As I did not reside in the county I was covering at the time, I personally did not cast a vote in the elections. And I was kind of glad about that-- not only because it helped to ensure my impartiality covering the races, but also because I had no idea who I would have voted for. It obviously wasn't for lack of information. Not only did I attend candidate forums and hear the candidates speak in a variety of settings, I personally interviewed them (conducting one on-air forum for the D.A. candidates myself), and in some cases, I observed them do their duties in a way that few citizens do. But at the end of the day, I couldn't say with certainly who would have made the best sheriff or prosecutor.

Electing a legislator seems to be an easier task. As my high school civics teacher advised, the test for voting for a candidate is to say: "I don't have time to run for office this year, so which one of these people would do the job the most like I would?" While we can align ourselves ideologically with a lawmaker, how do we confidently do that for an administrator of justice?

Take nothing away from the two individuals who won the elections and their qualifications for the respective jobs in 2002, but I have to think that in each case, a sizable portion of the citizenry cast their votes on external factors. The winner of the sheriff's race may have benefited from having his father serve in that same capacity several years prior, and the winner of the D.A. race probably picked up a number of votes when he made a pledge to donate a sizable chunk of his salary back to the county. Cronyism may be a bad, but is populism necessarily any better?

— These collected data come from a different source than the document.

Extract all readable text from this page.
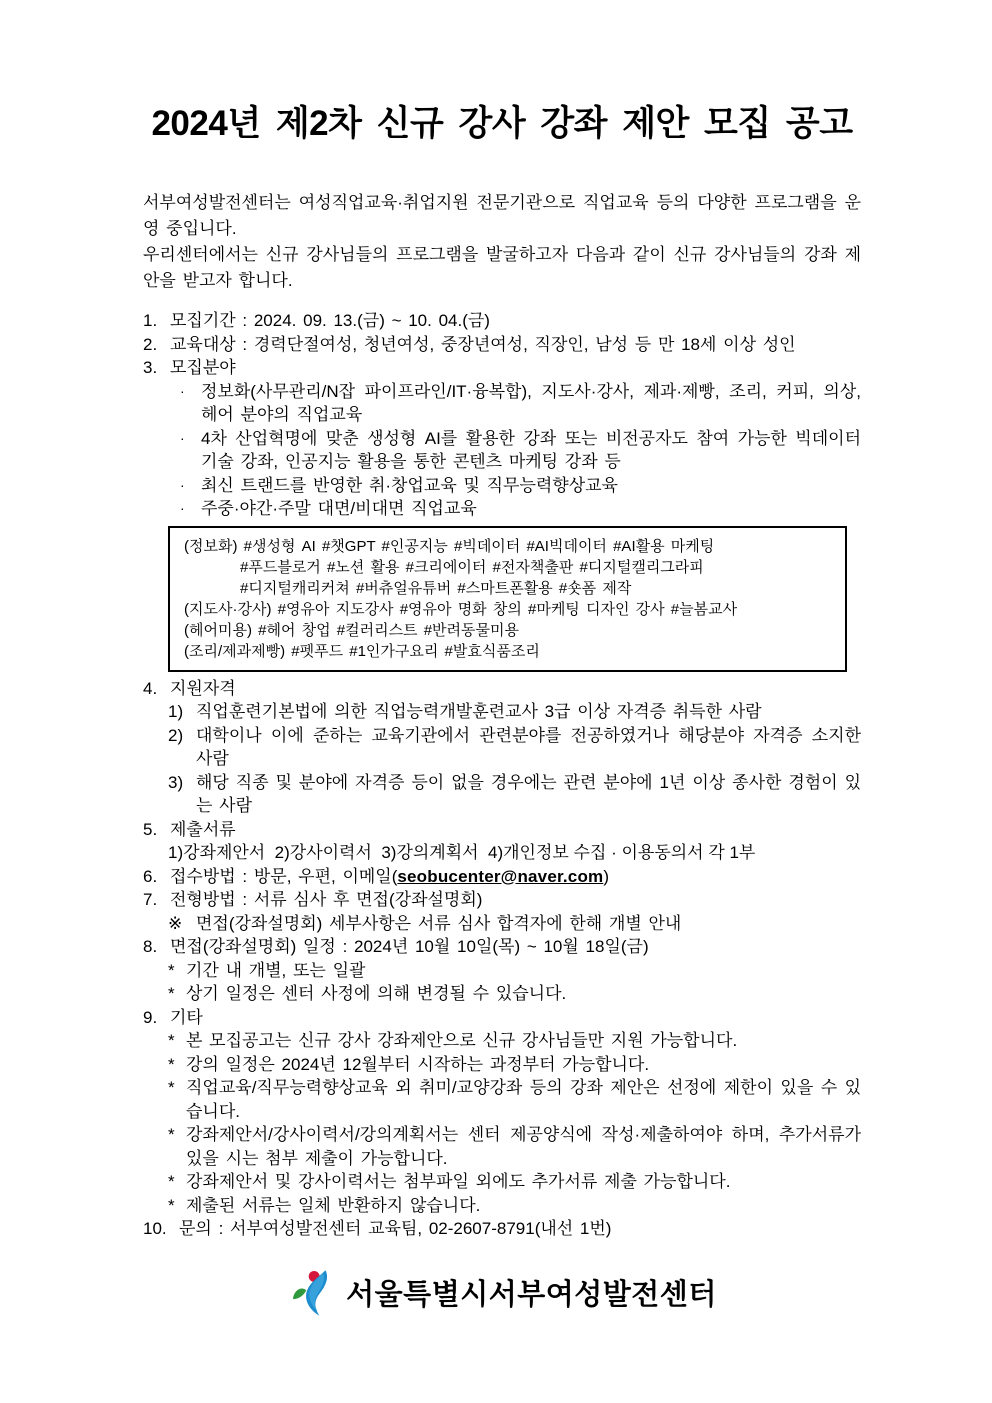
2024년 제2차 신규 강사 강좌 제안 모집 공고

서부여성발전센터는 여성직업교육·취업지원 전문기관으로 직업교육 등의 다양한 프로그램을 운영 중입니다.

우리센터에서는 신규 강사님들의 프로그램을 발굴하고자 다음과 같이 신규 강사님들의 강좌 제안을 받고자 합니다.

1. 모집기간 : 2024. 09. 13.(금) ~ 10. 04.(금)
2. 교육대상 : 경력단절여성, 청년여성, 중장년여성, 직장인, 남성 등 만 18세 이상 성인
3. 모집분야
· 정보화(사무관리/N잡 파이프라인/IT·융복합), 지도사·강사, 제과·제빵, 조리, 커피, 의상, 헤어 분야의 직업교육
· 4차 산업혁명에 맞춘 생성형 AI를 활용한 강좌 또는 비전공자도 참여 가능한 빅데이터 기술 강좌, 인공지능 활용을 통한 콘텐츠 마케팅 강좌 등
· 최신 트랜드를 반영한 취·창업교육 및 직무능력향상교육
· 주중·야간·주말 대면/비대면 직업교육
(정보화) #생성형 AI #챗GPT #인공지능 #빅데이터 #AI빅데이터 #AI활용 마케팅
#푸드블로거 #노션 활용 #크리에이터 #전자책출판 #디지털캘리그라피
#디지털캐리커쳐 #버츄얼유튜버 #스마트폰활용 #숏폼 제작
(지도사·강사) #영유아 지도강사 #영유아 명화 창의 #마케팅 디자인 강사 #늘봄교사
(헤어미용) #헤어 창업 #컬러리스트 #반려동물미용
(조리/제과제빵) #펫푸드 #1인가구요리 #발효식품조리
4. 지원자격
1) 직업훈련기본법에 의한 직업능력개발훈련교사 3급 이상 자격증 취득한 사람
2) 대학이나 이에 준하는 교육기관에서 관련분야를 전공하였거나 해당분야 자격증 소지한 사람
3) 해당 직종 및 분야에 자격증 등이 없을 경우에는 관련 분야에 1년 이상 종사한 경험이 있는 사람
5. 제출서류
1)강좌제안서  2)강사이력서  3)강의계획서  4)개인정보 수집 · 이용동의서 각 1부
6. 접수방법 : 방문, 우편, 이메일(seobucenter@naver.com)
7. 전형방법 : 서류 심사 후 면접(강좌설명회)
※ 면접(강좌설명회) 세부사항은 서류 심사 합격자에 한해 개별 안내
8. 면접(강좌설명회) 일정 : 2024년 10월 10일(목) ~ 10월 18일(금)
* 기간 내 개별, 또는 일괄
* 상기 일정은 센터 사정에 의해 변경될 수 있습니다.
9. 기타
* 본 모집공고는 신규 강사 강좌제안으로 신규 강사님들만 지원 가능합니다.
* 강의 일정은 2024년 12월부터 시작하는 과정부터 가능합니다.
* 직업교육/직무능력향상교육 외 취미/교양강좌 등의 강좌 제안은 선정에 제한이 있을 수 있습니다.
* 강좌제안서/강사이력서/강의계획서는 센터 제공양식에 작성·제출하여야 하며, 추가서류가 있을 시는 첨부 제출이 가능합니다.
* 강좌제안서 및 강사이력서는 첨부파일 외에도 추가서류 제출 가능합니다.
* 제출된 서류는 일체 반환하지 않습니다.
10. 문의 : 서부여성발전센터 교육팀, 02-2607-8791(내선 1번)
서울특별시서부여성발전센터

I doubt you will find much support from anyone for taking away from voters the power to employ these officials (heck, it's hard enough to take away the power to select baseball all-stars from voters), but I would suggest that it wouldn't be that far outside of the existing status quo. We may elect sheriffs, but we don't elect police chiefs. We elect the D.A., but not the other prosecutors who try cases on behalf of "the state" (nor do we elect public defenders, for that matter).

As a check against cronyism or a spoils system, perhaps we could allow for public recalls of certain government offices. But much as I enjoyed covering the elections of 2002, and much as I enjoy using campaign signs as geographical guides, it wouldn't bother me to remove a little bit of power from the people.